First introduced by the government 20 years ago, Cycle to Work schemes have enabled thousands of commuters to by bike to their place of work through allowing employees to save money on a new bike through a salary sacrifice scheme.
The refreshed guidance will make it clear that FCA authorised third party providers are able to the scheme on the behalf of employers. You can find the refreshed guidance online.
Charities Cycling UK and Sustrans have joined other pro-cycling bodies in praising the long-awaited move.
Prior to yesterday’s announcement, the scheme was officially capped at £1,000. Now, the refreshed guidance is encouraging the use of e-bikes in a bid to help tackle congestion, speed up commutes and cut travel costs.

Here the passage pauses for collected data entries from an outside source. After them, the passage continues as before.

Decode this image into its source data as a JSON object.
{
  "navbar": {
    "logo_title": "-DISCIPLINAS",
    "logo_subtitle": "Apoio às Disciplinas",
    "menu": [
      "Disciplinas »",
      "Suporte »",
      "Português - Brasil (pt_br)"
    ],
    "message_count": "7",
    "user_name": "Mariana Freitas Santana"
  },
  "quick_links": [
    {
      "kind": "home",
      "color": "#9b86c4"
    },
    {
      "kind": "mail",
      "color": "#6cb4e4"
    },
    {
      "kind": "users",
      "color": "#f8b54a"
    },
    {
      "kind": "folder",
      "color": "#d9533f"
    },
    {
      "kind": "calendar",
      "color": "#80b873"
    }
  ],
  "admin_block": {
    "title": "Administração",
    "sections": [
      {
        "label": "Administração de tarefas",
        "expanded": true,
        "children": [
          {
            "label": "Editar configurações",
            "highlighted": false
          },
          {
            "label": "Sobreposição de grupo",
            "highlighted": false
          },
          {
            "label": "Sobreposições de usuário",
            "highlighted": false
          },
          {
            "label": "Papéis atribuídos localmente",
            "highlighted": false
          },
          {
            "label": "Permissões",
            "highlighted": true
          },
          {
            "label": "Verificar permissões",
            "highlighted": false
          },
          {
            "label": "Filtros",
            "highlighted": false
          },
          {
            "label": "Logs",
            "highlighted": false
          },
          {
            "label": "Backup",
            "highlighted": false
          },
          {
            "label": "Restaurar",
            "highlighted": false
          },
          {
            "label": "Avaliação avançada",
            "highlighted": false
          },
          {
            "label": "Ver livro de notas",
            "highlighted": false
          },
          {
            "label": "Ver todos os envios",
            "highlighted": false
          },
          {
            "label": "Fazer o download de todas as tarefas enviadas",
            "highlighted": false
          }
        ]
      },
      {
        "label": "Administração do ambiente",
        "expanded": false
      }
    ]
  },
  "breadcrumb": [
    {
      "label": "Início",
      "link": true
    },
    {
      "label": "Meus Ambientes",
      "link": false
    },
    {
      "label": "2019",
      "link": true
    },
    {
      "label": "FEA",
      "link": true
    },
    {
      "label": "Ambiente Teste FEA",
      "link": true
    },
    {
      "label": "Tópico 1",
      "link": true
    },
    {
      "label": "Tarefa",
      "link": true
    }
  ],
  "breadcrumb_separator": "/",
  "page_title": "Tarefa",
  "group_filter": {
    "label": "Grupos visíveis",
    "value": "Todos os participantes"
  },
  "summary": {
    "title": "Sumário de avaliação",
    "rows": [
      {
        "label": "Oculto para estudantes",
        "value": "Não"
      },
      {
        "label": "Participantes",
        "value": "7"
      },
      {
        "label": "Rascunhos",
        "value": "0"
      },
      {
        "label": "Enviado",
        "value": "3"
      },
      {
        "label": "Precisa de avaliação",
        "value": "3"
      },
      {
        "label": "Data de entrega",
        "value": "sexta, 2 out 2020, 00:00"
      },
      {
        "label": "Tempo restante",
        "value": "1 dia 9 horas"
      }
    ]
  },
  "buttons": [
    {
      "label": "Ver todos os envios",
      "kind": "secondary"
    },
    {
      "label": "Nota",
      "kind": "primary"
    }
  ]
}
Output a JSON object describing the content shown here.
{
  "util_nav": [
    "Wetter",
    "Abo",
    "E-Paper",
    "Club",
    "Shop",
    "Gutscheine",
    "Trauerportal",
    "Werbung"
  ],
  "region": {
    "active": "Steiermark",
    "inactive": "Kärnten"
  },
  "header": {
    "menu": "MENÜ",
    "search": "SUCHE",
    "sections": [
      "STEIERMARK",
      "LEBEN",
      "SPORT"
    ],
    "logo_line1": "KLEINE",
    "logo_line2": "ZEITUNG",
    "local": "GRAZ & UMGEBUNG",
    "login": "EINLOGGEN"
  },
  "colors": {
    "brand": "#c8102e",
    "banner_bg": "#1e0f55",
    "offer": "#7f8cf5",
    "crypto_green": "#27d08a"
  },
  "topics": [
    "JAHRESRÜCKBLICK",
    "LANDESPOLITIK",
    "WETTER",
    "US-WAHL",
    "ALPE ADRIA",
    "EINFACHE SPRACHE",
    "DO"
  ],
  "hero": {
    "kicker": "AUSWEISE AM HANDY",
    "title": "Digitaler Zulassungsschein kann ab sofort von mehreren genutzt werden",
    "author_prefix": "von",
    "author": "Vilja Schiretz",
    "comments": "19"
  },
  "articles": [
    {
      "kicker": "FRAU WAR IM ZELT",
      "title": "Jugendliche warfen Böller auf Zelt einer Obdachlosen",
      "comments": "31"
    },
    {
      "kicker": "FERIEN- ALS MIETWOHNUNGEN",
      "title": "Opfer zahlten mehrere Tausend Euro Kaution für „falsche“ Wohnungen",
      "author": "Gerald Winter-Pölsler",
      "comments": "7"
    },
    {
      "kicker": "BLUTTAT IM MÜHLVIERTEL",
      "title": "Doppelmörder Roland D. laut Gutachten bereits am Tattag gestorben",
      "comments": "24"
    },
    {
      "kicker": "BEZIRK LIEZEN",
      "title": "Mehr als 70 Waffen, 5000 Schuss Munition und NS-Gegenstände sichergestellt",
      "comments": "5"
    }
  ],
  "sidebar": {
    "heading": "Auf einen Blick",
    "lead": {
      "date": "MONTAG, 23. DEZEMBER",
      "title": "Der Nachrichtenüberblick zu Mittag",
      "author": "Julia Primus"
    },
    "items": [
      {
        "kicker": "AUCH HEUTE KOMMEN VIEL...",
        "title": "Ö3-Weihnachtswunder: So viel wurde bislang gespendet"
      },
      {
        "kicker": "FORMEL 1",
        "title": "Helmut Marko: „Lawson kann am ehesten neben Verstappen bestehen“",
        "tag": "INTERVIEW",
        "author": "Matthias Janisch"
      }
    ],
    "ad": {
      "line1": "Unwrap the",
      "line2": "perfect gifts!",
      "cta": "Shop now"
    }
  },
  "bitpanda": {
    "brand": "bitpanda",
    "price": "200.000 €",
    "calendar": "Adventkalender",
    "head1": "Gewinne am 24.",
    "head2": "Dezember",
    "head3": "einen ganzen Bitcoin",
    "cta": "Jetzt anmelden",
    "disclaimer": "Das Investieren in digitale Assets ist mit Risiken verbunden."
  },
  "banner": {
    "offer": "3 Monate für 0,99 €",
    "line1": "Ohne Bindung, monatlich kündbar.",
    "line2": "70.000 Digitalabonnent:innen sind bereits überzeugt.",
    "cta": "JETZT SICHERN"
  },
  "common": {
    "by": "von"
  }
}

Michael Ellis, Cycling Minister, said: “Cycling is a vital and easy way to improve air quality, reduce pollution and create vibrant towns and cities. Making sure that bikes are easily available is crucial to helping more people make the switch to greener modes of transport. Ensuring people of all abilities and fitness levels can cycle together is a key part of this.
“I want everyone to feel empowered to make cycling a part of their everyday lives, and our refreshed guidance provides many incentives to help people do this.”
A recent survey commissioned by Evans Cycles estimates that by switching from car, bus, tube or train to e-bikes, commuters could save an average of £7,791 over five years.
This refreshed Cycle to Work guidance is the latest development in the government’s plans to encourage more people to take up active travel options. Through its Cycling and Walking Investment Strategy, the government plans to invest around £2 billion on active travel over the course of this parliament.
In September last year, a YouGov poll of British Workers demonstrated that 20% would be interested in buying an electric bike, if the ceiling of the cycle to work scheme were raised to allow tax savings. Cycling groups and MPs debated raising the £1,000 ceiling on the scheme in place for some providers, showing the increasing demand for the inclusion of e-bikes for commuting.